The Congressional Budget Office (CBO) has estimated that the five-week partial shutdown of the government cost the economy $8 billion, from the time it started on December 22, 2018, until it ended on January 25, 2019.
President Donald Trump initiated the shutdown in order to extort $5.7 billion from Congress, after conservative commentators warned him that after failing to build a promised border wall in the two years Republicans had majorities in Congress, he could not expect cooperation once Democrats take over.
However, the gambit failed, and Trump caved on his demands and agreed to reopen federal operations for three weeks. During the closure, more than one million federal worker and employees of government contractors went without paychecks.
CBO estimates that the five-week shutdown delayed approximately $18 billion in federal discretionary spending for compensation and purchases of goods and services and suspended some federal services.
As a result of reduced economic activity, CBO estimates, real gross domestic product (GDP) in the fourth quarter of 2018 was reduced by $3 billion in relation to what it would have been otherwise.
In the first quarter of 2019, the level of real GDP is estimated to be $8 billion lower than it would have been—an effect reflecting both the five-week partial shutdown and the resumption in economic activity once funding resumed.
As a share of quarterly real GDP, the level of real GDP in the fourth quarter of 2018 was reduced by 0.1 percent, CBO estimates. And the level of real GDP in the first quarter of 2019 is expected to be reduced by 0.2 percent. The effect on the annualized quarterly growth rate in those quarters will be larger.
In subsequent quarters, GDP will be temporarily higher than it would have been in the absence of a shutdown. Although most of the real GDP lost during the fourth quarter of 2018 and the first quarter of 2019 will eventually be recovered, CBO estimates that about $3 billion will not be.
That amount equals 0.02 percent of projected annual GDP in 2019. In other words, the level of GDP for the full calendar year is expected to be 0.02 percent smaller than it would have been otherwise.

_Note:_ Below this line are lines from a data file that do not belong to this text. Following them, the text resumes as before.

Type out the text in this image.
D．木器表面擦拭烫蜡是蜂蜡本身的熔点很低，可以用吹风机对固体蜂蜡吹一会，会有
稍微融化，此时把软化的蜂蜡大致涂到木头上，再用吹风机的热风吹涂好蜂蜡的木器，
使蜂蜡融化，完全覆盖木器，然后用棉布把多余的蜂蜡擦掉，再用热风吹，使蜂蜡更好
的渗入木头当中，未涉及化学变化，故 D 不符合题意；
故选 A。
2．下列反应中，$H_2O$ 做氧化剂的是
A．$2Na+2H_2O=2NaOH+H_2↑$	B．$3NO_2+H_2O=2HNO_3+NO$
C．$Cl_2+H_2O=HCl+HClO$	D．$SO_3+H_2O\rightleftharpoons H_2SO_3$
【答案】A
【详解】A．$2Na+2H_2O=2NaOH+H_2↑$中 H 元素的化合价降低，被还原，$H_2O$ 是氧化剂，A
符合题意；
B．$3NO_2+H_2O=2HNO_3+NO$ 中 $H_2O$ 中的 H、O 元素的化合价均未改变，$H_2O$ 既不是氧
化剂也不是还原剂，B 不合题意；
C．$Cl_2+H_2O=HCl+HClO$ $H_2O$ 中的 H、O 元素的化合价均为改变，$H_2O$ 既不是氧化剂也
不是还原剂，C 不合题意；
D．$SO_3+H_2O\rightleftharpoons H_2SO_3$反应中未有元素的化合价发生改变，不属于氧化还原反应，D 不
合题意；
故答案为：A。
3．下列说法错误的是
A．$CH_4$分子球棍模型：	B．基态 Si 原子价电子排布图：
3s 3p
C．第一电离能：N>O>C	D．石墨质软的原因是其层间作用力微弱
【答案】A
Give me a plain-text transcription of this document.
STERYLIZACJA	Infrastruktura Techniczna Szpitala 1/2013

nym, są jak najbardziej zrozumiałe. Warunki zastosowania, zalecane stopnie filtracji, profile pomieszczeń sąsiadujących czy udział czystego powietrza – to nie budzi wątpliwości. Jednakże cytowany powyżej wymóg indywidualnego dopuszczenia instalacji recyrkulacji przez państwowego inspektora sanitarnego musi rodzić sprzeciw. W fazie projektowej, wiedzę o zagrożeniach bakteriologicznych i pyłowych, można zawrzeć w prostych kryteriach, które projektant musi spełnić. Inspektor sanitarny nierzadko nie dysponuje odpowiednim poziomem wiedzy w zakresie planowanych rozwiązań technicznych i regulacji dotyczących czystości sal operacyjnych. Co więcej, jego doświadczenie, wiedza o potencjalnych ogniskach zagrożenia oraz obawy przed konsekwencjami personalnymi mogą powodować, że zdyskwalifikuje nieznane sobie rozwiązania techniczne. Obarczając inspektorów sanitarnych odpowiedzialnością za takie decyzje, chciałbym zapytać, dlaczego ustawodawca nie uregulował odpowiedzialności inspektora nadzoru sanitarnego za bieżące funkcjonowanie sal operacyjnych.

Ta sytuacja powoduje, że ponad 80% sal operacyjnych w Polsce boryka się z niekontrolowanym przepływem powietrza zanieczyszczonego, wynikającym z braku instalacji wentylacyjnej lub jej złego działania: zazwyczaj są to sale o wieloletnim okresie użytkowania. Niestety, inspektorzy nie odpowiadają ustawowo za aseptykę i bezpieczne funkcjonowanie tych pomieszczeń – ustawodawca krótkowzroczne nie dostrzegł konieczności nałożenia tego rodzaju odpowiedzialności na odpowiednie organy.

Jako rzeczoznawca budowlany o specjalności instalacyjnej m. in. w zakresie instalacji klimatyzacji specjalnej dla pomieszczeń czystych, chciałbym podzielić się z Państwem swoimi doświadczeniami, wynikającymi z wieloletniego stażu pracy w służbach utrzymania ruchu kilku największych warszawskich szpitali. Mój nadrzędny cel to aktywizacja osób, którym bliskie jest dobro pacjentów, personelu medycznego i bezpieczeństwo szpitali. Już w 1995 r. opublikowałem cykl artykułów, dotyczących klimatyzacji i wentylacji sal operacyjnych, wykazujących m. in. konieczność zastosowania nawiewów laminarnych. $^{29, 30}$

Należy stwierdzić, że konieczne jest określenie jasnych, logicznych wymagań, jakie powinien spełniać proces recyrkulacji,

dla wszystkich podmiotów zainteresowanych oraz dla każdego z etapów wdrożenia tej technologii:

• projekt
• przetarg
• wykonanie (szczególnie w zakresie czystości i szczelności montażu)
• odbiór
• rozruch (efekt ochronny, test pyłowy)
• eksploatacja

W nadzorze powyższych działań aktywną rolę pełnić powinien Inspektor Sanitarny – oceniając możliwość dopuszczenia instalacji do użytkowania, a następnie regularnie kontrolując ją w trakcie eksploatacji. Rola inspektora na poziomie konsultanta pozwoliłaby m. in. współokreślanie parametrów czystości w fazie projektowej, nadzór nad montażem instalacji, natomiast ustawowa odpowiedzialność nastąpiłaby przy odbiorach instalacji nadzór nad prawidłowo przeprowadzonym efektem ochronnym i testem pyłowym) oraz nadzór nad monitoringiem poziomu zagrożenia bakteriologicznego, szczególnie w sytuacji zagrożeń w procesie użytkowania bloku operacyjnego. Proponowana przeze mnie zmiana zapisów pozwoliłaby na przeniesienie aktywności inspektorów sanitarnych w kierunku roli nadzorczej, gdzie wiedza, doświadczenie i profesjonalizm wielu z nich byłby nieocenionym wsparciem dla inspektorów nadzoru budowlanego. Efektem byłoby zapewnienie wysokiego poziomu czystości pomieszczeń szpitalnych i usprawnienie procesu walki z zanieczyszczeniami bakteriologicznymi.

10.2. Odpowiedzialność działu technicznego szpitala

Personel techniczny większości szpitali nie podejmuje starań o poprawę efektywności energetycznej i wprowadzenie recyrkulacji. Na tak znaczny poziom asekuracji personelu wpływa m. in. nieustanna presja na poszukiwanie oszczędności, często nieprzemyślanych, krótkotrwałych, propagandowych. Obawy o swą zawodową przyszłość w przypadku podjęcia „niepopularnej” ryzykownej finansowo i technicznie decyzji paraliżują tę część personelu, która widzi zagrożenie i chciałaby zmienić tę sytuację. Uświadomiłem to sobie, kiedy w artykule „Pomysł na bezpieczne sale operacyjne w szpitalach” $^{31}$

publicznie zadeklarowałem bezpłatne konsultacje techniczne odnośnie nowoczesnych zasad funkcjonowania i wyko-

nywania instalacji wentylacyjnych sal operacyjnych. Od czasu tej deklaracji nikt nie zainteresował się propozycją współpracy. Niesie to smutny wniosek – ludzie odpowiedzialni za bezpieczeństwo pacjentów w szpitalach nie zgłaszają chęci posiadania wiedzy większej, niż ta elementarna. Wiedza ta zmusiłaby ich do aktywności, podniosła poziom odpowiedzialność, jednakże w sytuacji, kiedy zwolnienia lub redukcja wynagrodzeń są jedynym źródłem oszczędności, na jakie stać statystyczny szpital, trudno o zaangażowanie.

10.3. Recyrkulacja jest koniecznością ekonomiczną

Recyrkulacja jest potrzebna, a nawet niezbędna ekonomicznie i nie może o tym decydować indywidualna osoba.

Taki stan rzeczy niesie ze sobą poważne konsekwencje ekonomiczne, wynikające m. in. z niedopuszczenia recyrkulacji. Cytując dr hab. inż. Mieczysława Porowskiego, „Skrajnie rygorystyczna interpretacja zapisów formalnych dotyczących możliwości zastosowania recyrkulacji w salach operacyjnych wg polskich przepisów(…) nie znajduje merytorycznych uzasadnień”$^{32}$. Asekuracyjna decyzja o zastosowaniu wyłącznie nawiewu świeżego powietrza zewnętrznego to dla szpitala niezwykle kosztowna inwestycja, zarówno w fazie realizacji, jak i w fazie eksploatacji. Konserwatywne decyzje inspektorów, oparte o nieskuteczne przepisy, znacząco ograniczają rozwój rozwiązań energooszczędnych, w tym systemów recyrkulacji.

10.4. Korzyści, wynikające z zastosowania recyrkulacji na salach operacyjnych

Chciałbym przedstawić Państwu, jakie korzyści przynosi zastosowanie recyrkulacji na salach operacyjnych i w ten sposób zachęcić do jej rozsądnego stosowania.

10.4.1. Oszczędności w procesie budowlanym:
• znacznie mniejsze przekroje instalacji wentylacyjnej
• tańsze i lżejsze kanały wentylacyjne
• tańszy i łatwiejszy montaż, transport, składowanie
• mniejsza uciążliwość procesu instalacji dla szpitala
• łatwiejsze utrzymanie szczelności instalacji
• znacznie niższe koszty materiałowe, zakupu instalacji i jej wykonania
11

Underlying those effects on the overall economy are much more significant effects on individual businesses and workers.
Among those who experienced the largest and most direct negative effects are federal workers who faced delayed compensation and private-sector entities that lost business.
Some of those private-sector entities will never recoup that lost income.
All of the estimated effects and their timing are subject to considerable uncertainty.
In particular, CBO is uncertain about how much discretionary spending was affected by the partial shutdown, how affected federal employees and contractors adjusted their spending in response to delayed compensation, and how agencies will adjust their spending on goods and services now that funding has resumed.
In CBO’s estimation, the shutdown dampened economic activity mainly because of the loss of furloughed federal workers’ contribution to GDP, the delay in federal spending on goods and services, and the reduction in aggregate demand (which thereby dampened private-sector activity).
CBO’s estimates do not incorporate other, more indirect negative effects of the shutdown, which are more difficult to quantify but were probably becoming more significant as it continued.
For example, some businesses could not obtain federal permits and certifications, and others faced reduced access to loans provided by the federal government. Such factors were probably beginning to lead firms to postpone investment and hiring decisions. In addition, risks to the economy were becoming increasingly significant as the shutdown continued.
Although their precise effects on economic output are uncertain, the negative effects of such factors would have become increasingly important if the partial shutdown had extended beyond five weeks.
A conference committee was created as part of the deal to end, at least for now, the 35-day partial shutdown of the government.
The U.S. government runs on 12 appropriations bills that must be passed each year by Congress and signed by the president.
A stalemate over one of these, the fiscal year 2019 appropriations bill for the Department of Homeland Security, is what led to the shutdown, with Trump insisting it include $5.7 billion for a wall or similar barrier on the border with Mexico.
Former New Jersey Gov. Chris Christie said that Trump “blew it” when he shut down the government with “no plan on how to reopen it.”